Teerão reivindica destruição de aviões militares dos EUA na Jordânia
Os Guardas da Revolução iranianos reivindicaram hoje a destruição de aviões militares norte-americanos na Jordânia em retaliação por ataques dos Estados Unidos contra o Irão durante a noite.
O exército ideológico da República Islâmica anunciou que destruiu “vários aviões reabastecedores e caças” dos Estados Unidos e causou “graves danos a muitos outros”.
A informação não foi ainda confirmada pela Jordânia ou pelos Estados Unidos.
Foram usados mísseis e drones nos ataques, disse a força iraniana num comunicado citado pela agência de notícias France-Presse (AFP).
Os Guardas da Revolução apelaram aos jordanos para atacarem “os interesses dos norte-americanos agressivos e hostis ao Islão” no país.
O reino da Jordânia é um dos principais aliados dos Estados Unidos no Médio Oriente.
Além da Jordânia, o Irão respondeu aos ataques norte-americanos com o lançamento de mísseis contra Bahrein, Kuwait e Qatar, um dos mediadores nas negociações de paz, de acordo com as autoridades locais.
Os ataques norte-americanos causaram oito mortos e 20 feridos, e visaram infraestruturas no sul e oeste do Irão durante a noite, noticiaram meios de comunicação estatais iranianos.
A agência oficial IRNA informou que foram atingidas seis pontes na província de Hormozgan, no sul do país, fronteiriça ao estreito de Ormuz.
Várias pontes rodoviárias e ferroviárias foram visadas nos ataques norte-americanas, provavelmente com o objetivo de cortar o acesso a Bandar Abbas, principal porto iraniano.

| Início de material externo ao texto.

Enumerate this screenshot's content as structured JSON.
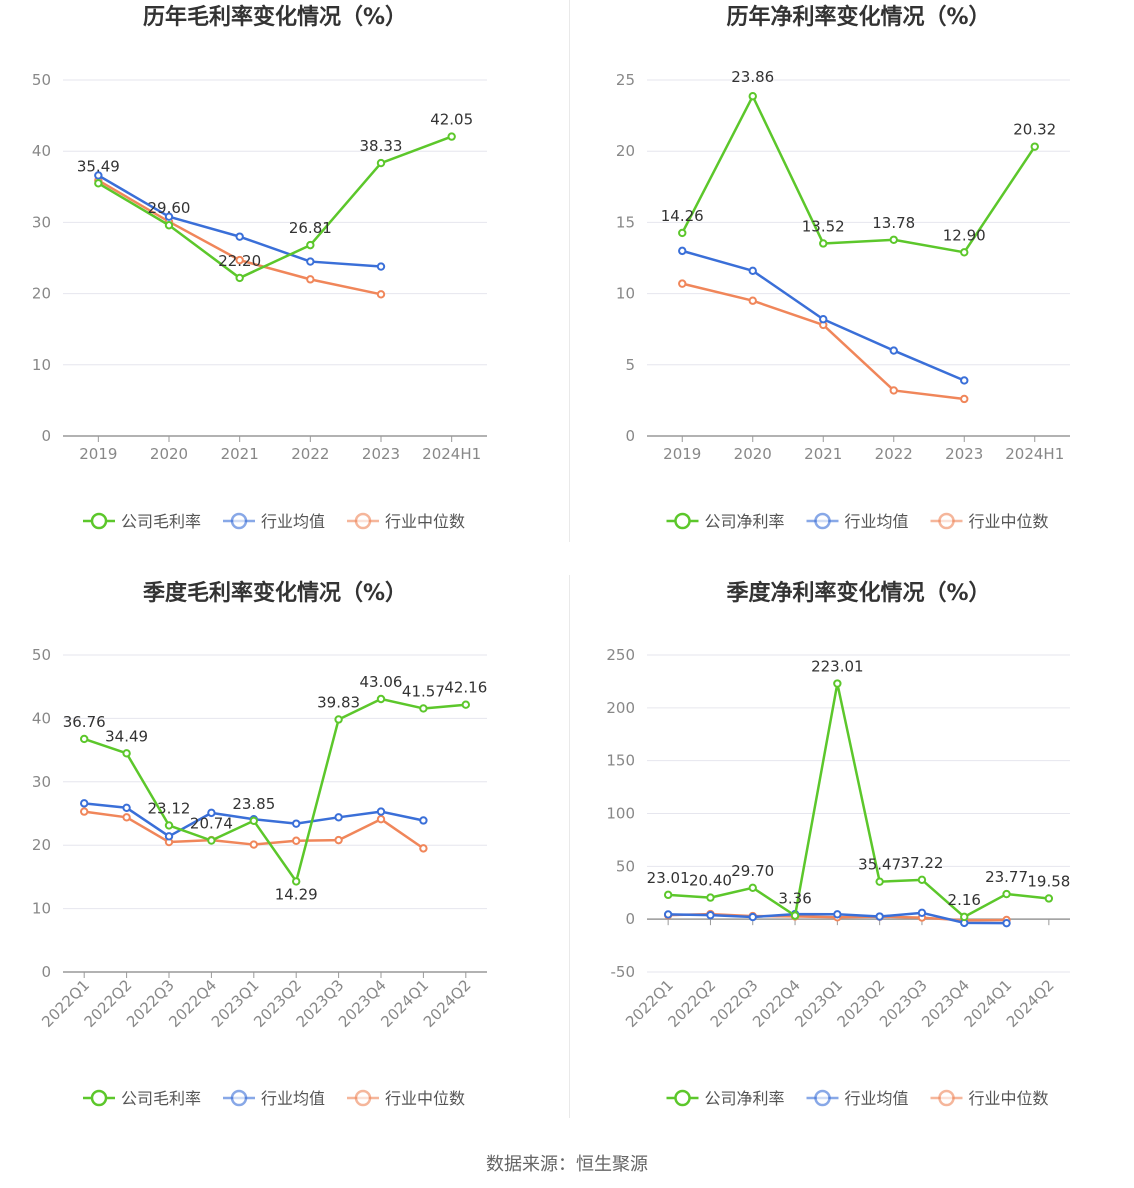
{
  "colors": {
    "company": "#5cc72b",
    "avg": "#3a6fd8",
    "median": "#f0865a",
    "grid": "#e6e6ee",
    "axis": "#999999"
  },
  "source": "数据来源：恒生聚源",
  "chart_data": [
    {
      "type": "line",
      "title": "历年毛利率变化情况（%）",
      "categories": [
        "2019",
        "2020",
        "2021",
        "2022",
        "2023",
        "2024H1"
      ],
      "ylim": [
        0,
        50
      ],
      "yticks": [
        0,
        10,
        20,
        30,
        40,
        50
      ],
      "grid": true,
      "legend_position": "bottom-center",
      "series": [
        {
          "name": "公司毛利率",
          "key": "company",
          "values": [
            35.49,
            29.6,
            22.2,
            26.81,
            38.33,
            42.05
          ],
          "labels": [
            "35.49",
            "29.60",
            "22.20",
            "26.81",
            "38.33",
            "42.05"
          ]
        },
        {
          "name": "行业均值",
          "key": "avg",
          "values": [
            36.6,
            30.8,
            28.0,
            24.5,
            23.8,
            null
          ]
        },
        {
          "name": "行业中位数",
          "key": "median",
          "values": [
            35.9,
            30.1,
            24.7,
            22.0,
            19.9,
            null
          ]
        }
      ]
    },
    {
      "type": "line",
      "title": "历年净利率变化情况（%）",
      "categories": [
        "2019",
        "2020",
        "2021",
        "2022",
        "2023",
        "2024H1"
      ],
      "ylim": [
        0,
        25
      ],
      "yticks": [
        0,
        5,
        10,
        15,
        20,
        25
      ],
      "grid": true,
      "legend_position": "bottom-center",
      "series": [
        {
          "name": "公司净利率",
          "key": "company",
          "values": [
            14.26,
            23.86,
            13.52,
            13.78,
            12.9,
            20.32
          ],
          "labels": [
            "14.26",
            "23.86",
            "13.52",
            "13.78",
            "12.90",
            "20.32"
          ]
        },
        {
          "name": "行业均值",
          "key": "avg",
          "values": [
            13.0,
            11.6,
            8.2,
            6.0,
            3.9,
            null
          ]
        },
        {
          "name": "行业中位数",
          "key": "median",
          "values": [
            10.7,
            9.5,
            7.8,
            3.2,
            2.6,
            null
          ]
        }
      ]
    },
    {
      "type": "line",
      "title": "季度毛利率变化情况（%）",
      "categories": [
        "2022Q1",
        "2022Q2",
        "2022Q3",
        "2022Q4",
        "2023Q1",
        "2023Q2",
        "2023Q3",
        "2023Q4",
        "2024Q1",
        "2024Q2"
      ],
      "ylim": [
        0,
        50
      ],
      "yticks": [
        0,
        10,
        20,
        30,
        40,
        50
      ],
      "grid": true,
      "rotate_x": true,
      "legend_position": "bottom-center",
      "series": [
        {
          "name": "公司毛利率",
          "key": "company",
          "values": [
            36.76,
            34.49,
            23.12,
            20.74,
            23.85,
            14.29,
            39.83,
            43.06,
            41.57,
            42.16
          ],
          "labels": [
            "36.76",
            "34.49",
            "23.12",
            "20.74",
            "23.85",
            "14.29",
            "39.83",
            "43.06",
            "41.57",
            "42.16"
          ]
        },
        {
          "name": "行业均值",
          "key": "avg",
          "values": [
            26.6,
            25.9,
            21.4,
            25.1,
            24.1,
            23.4,
            24.4,
            25.3,
            23.9,
            null
          ]
        },
        {
          "name": "行业中位数",
          "key": "median",
          "values": [
            25.3,
            24.4,
            20.5,
            20.8,
            20.1,
            20.7,
            20.8,
            24.1,
            19.5,
            null
          ]
        }
      ]
    },
    {
      "type": "line",
      "title": "季度净利率变化情况（%）",
      "categories": [
        "2022Q1",
        "2022Q2",
        "2022Q3",
        "2022Q4",
        "2023Q1",
        "2023Q2",
        "2023Q3",
        "2023Q4",
        "2024Q1",
        "2024Q2"
      ],
      "ylim": [
        -50,
        250
      ],
      "yticks": [
        -50,
        0,
        50,
        100,
        150,
        200,
        250
      ],
      "grid": true,
      "rotate_x": true,
      "legend_position": "bottom-center",
      "series": [
        {
          "name": "公司净利率",
          "key": "company",
          "values": [
            23.01,
            20.4,
            29.7,
            3.36,
            223.01,
            35.47,
            37.22,
            2.16,
            23.77,
            19.58
          ],
          "labels": [
            "23.01",
            "20.40",
            "29.70",
            "3.36",
            "223.01",
            "35.47",
            "37.22",
            "2.16",
            "23.77",
            "19.58"
          ]
        },
        {
          "name": "行业均值",
          "key": "avg",
          "values": [
            4.5,
            3.8,
            2.0,
            4.8,
            4.6,
            2.5,
            6.0,
            -3.5,
            -3.8,
            null
          ]
        },
        {
          "name": "行业中位数",
          "key": "median",
          "values": [
            3.8,
            4.8,
            2.9,
            2.6,
            1.8,
            2.3,
            1.5,
            -1.2,
            -0.8,
            null
          ]
        }
      ]
    }
  ]
}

O Comando Central (Centcom) dos Estados Unidos confirmou que os bombardeamentos atingiram dezenas de alvos militares, incluindo uma torre de vigilância no porto de Chabahar, no golfo de Omã, considerado vital para o comércio do vizinho Afeganistão.
A guerra foi desencadeada por uma ofensiva contra o Irão lançada conjuntamente pelos Estados Unidos e por Israel em 28 de fevereiro.
O Irão respondeu com ataques contra bases norte-americanas nos países da região e com o bloqueio do estreito de Ormuz, por onde circula habitualmente um quinto dos fornecimentos petrolíferos para os mercados mundiais.
O conflito causou milhares de mortos, sobretudo no Irão e no Líbano, e provocou oscilações acentuadas nos preços de energia, com consequências para a economia global e para a segurança alimentar das populações de países mais vulneráveis.